Polish-Jewish Relations: 1,300 Keyword-Phrase-Indexed Book Reviews (by Jan Peczkis)


OZON Gov’t Didn’t Try To Expel All Jews Beck

Final Report, by Józef Beck. 1957

Jozef Beck’s Memoirs: Polonized Jews Not To Be Expelled; Teschen (Cieszyn) 1938 Detail; Nonaggression Pacts; 1939 Myth on Government Evacuation Corrected

This work provides Jozef Beck’s perspective on such things as the Pilsudski coup of 1926, interwar Poland, international diplomacy and Poland’s “dance of safety” between two aggressive powers, and much more. It also touches on his personal life.

THE POST-PILSUDSKI OZON GOVERNMENT WAS NOT UNILATERALLY ANTAGONISTIC TO JEWS

Jozef Beck considered the Jewish problem in pre-WWII Poland. (pp. 134-136). He found the Litwaks (Litvaks—erstwhile Russian Jews) objectionable. On the other hand, he condemned the prejudices directed at Polonized Jews, commenting: “Something quite different again was the old group of Jewish assimilationists of the end of the XIX century, who were deeply connected with the file of our nation and who were obviously wronged by the eliminating movement so fashionable during the last years before 1939.” (p. 134).

Beck suggested that mass emigration, as to Palestine, was the only solution to the Jewish economic dominance of Poland. It had been complicated by the resistance of the British and French, and the lack of understanding of eastern European Jews by western Jews and their Zionist organizations.

TESCHEN/CIESZYN 1938: THE TRUTH AT LAST

This work is timely because Russian revisionists have recently tried to nonsensically relativize the Ribbentrop-Molotov Pact as a 1939 Soviet-German dismemberment of Poland that was “really no different” from the 1938 Polish-German dismemberment of Czechoslovakia. The latter involved Poland’s taking of the Teschen (Cieszyn) Trans-Olza (Zaolza) area. To begin with, this area annexed by Poland was a tiny border one, comprising just 0.6% of the territory of pre-WWII Czechoslovakia. So it was not a Polish participation in the German-Nazi dismemberment of Czechoslovakia except in the most trivial sense of the word.

The tiny border area was not Czech: It was, according to the 1910 Austrian census, 76% Polish. (p. 268). The Teschen (Cieszyn) area had recently (1919) been fraudulently seized by Czechoslovakia (p. 78, 153), with the Czech forces disguising themselves as French ones, and taking advantage of Poland’s weakness. (pp. 268-269). A French-based commission waved off the promised plebiscite that was supposed to fairly decide the fate of the area, and unilaterally awarded six of the eight counties of Teschen (Cieszyn) to Czechoslovakia. (p. 269). This left 180,000 Poles in this small, compact area on the Czech side of the Polish-Czech border. No wonder Poland wanted to rectify this blatant injustice.
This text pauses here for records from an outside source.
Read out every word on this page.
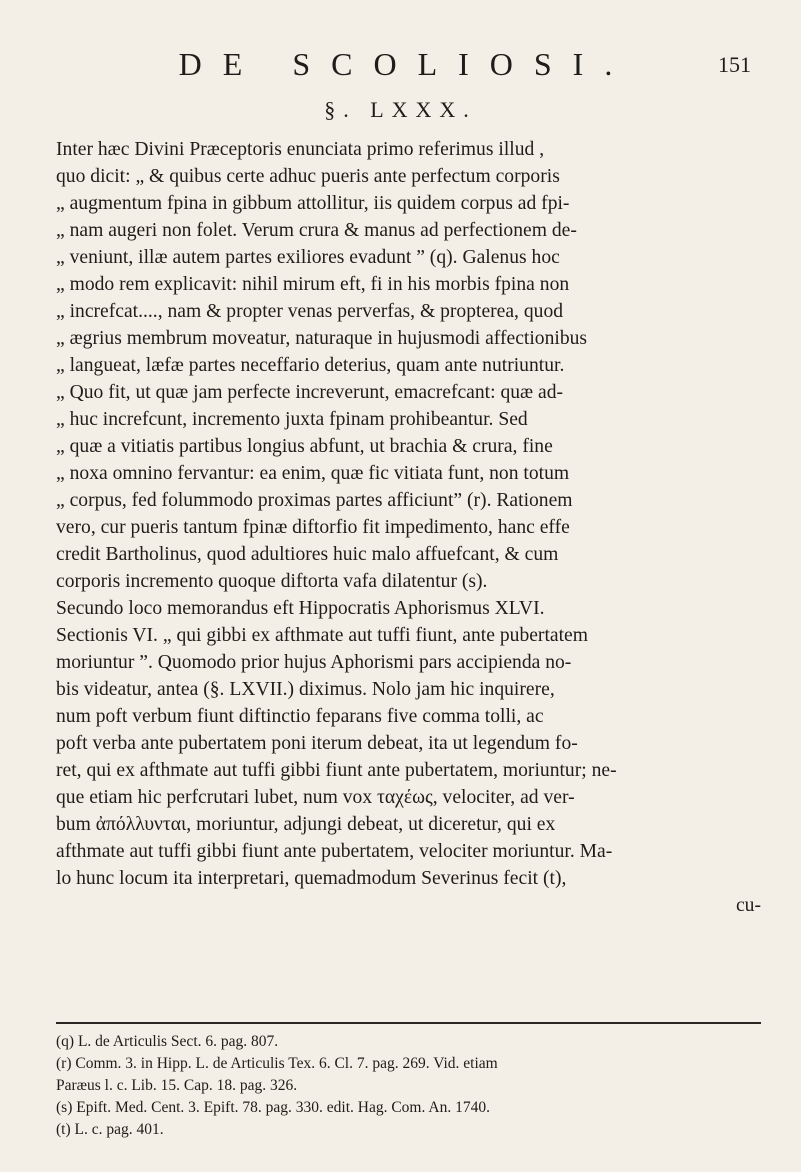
DE SCOLIOSI.	151
§. LXXX.
Inter hæc Divini Præceptoris enunciata primo referimus illud ,
quo dicit: „ & quibus certe adhuc pueris ante perfectum corporis
„ augmentum fpina in gibbum attollitur, iis quidem corpus ad fpi-
„ nam augeri non folet. Verum crura & manus ad perfectionem de-
„ veniunt, illæ autem partes exiliores evadunt ” (q). Galenus hoc
„ modo rem explicavit: nihil mirum eft, fi in his morbis fpina non
„ increfcat...., nam & propter venas perverfas, & propterea, quod
„ ægrius membrum moveatur, naturaque in hujusmodi affectionibus
„ langueat, læfæ partes neceffario deterius, quam ante nutriuntur.
„ Quo fit, ut quæ jam perfecte increverunt, emacrefcant: quæ ad-
„ huc increfcunt, incremento juxta fpinam prohibeantur. Sed
„ quæ a vitiatis partibus longius abfunt, ut brachia & crura, fine
„ noxa omnino fervantur: ea enim, quæ fic vitiata funt, non totum
„ corpus, fed folummodo proximas partes afficiunt” (r). Rationem
vero, cur pueris tantum fpinæ diftorfio fit impedimento, hanc effe
credit Bartholinus, quod adultiores huic malo affuefcant, & cum
corporis incremento quoque diftorta vafa dilatentur (s).
Secundo loco memorandus eft Hippocratis Aphorismus XLVI.
Sectionis VI. „ qui gibbi ex afthmate aut tuffi fiunt, ante pubertatem
moriuntur ”. Quomodo prior hujus Aphorismi pars accipienda no-
bis videatur, antea (§. LXVII.) diximus. Nolo jam hic inquirere,
num poft verbum fiunt diftinctio feparans five comma tolli, ac
poft verba ante pubertatem poni iterum debeat, ita ut legendum fo-
ret, qui ex afthmate aut tuffi gibbi fiunt ante pubertatem, moriuntur; ne-
que etiam hic perfcrutari lubet, num vox ταχέως, velociter, ad ver-
bum ἀπόλλυνται, moriuntur, adjungi debeat, ut diceretur, qui ex
afthmate aut tuffi gibbi fiunt ante pubertatem, velociter moriuntur. Ma-
lo hunc locum ita interpretari, quemadmodum Severinus fecit (t),
cu-
(q) L. de Articulis Sect. 6. pag. 807.
(r) Comm. 3. in Hipp. L. de Articulis Tex. 6. Cl. 7. pag. 269. Vid. etiam
Paræus l. c. Lib. 15. Cap. 18. pag. 326.
(s) Epift. Med. Cent. 3. Epift. 78. pag. 330. edit. Hag. Com. An. 1740.
(t) L. c. pag. 401.
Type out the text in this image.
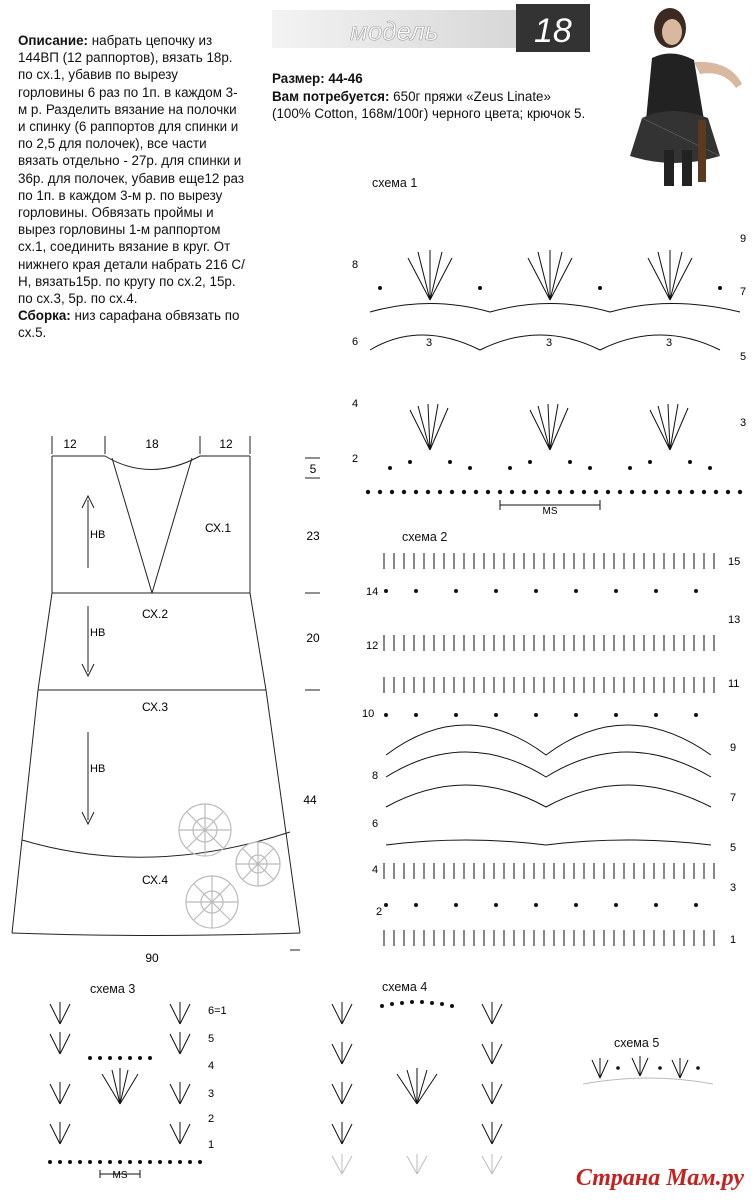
Описание: набрать цепочку из 144ВП (12 раппортов), вязать 18р. по сх.1, убавив по вырезу горловины 6 раз по 1п. в каждом 3-м р. Разделить вязание на полочки и спинку (6 раппортов для спинки и по 2,5 для полочек), все части вязать отдельно - 27р. для спинки и 36р. для полочек, убавив еще12 раз по 1п. в каждом 3-м р. по вырезу горловины. Обвязать проймы и вырез горловины 1-м раппортом сх.1, соединить вязание в круг. От нижнего края детали набрать 216 С/Н, вязать15р. по кругу по сх.2, 15р. по сх.3, 5р. по сх.4.
Сборка: низ сарафана обвязать по сх.5.
модель	18
Размер: 44-46
Вам потребуется: 650г пряжи «Zeus Linate» (100% Cotton, 168м/100г) черного цвета; крючок 5.
12	18	12
5
23
20
44
СХ.1
СХ.2
СХ.3
СХ.4
НВ
НВ
НВ
90
схема 1
8
6
4
2
9
7
5
3
3	3	3
MS
схема 2
14
12
10
8
6
4
2
15
13
11
9
7
5
3
1
схема 3
6=1
5
4
3
2
1
MS
схема 4
схема 5
Страна Мам.ру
TRYING TO BLAME POLAND FOR WWII: BECK WILL HAVE NONE OF IT

Beck’s memoirs also remind us that the recently-stated Russian revisionist accusation of Poland having a secret deal with Nazi Germany to attack the USSR is nothing more than an old saw. Beck commented: “Our pact is non-aggression with the Soviets and the German Reich were negotiated one year apart and each of them presented full value in itself. As, however, it was with difficulty that the world would believe that the aim of these pacts was so simple, as could be seen from their texts, people looked everywhere for some secret appendices which would change the nature of these agreements. I attached great importance to the necessity of stressing that there was no contradiction between the two pacts, as the improvement of our relations with Germany and Russia was limited by the impossibility of making our policy dependent on any of these dangerous partners.” (p. 51).

THE 1939 EVACUATION OF POLAND’S GOVERNMENT HAD BEEN STRATEGIC AND PRE-PLANNED

The 1939 wartime evacuation of the Polish government from Warsaw has at times been misrepresented as some kind of panicked, defeatist, cowardly flight. It was no such thing. It was a protective move that had been planned before the war. (p. 211). Owing to the rapidity of the German advance, initial plans to move the government to Lublin or Lwow were abandoned in favor of Krzemieniec. Beck and other government officials were there by September 11. With the unanticipated Soviet aggression against Poland commencing September 17, Beck and others moved to Kolomya (p. 226), and then on to Romania.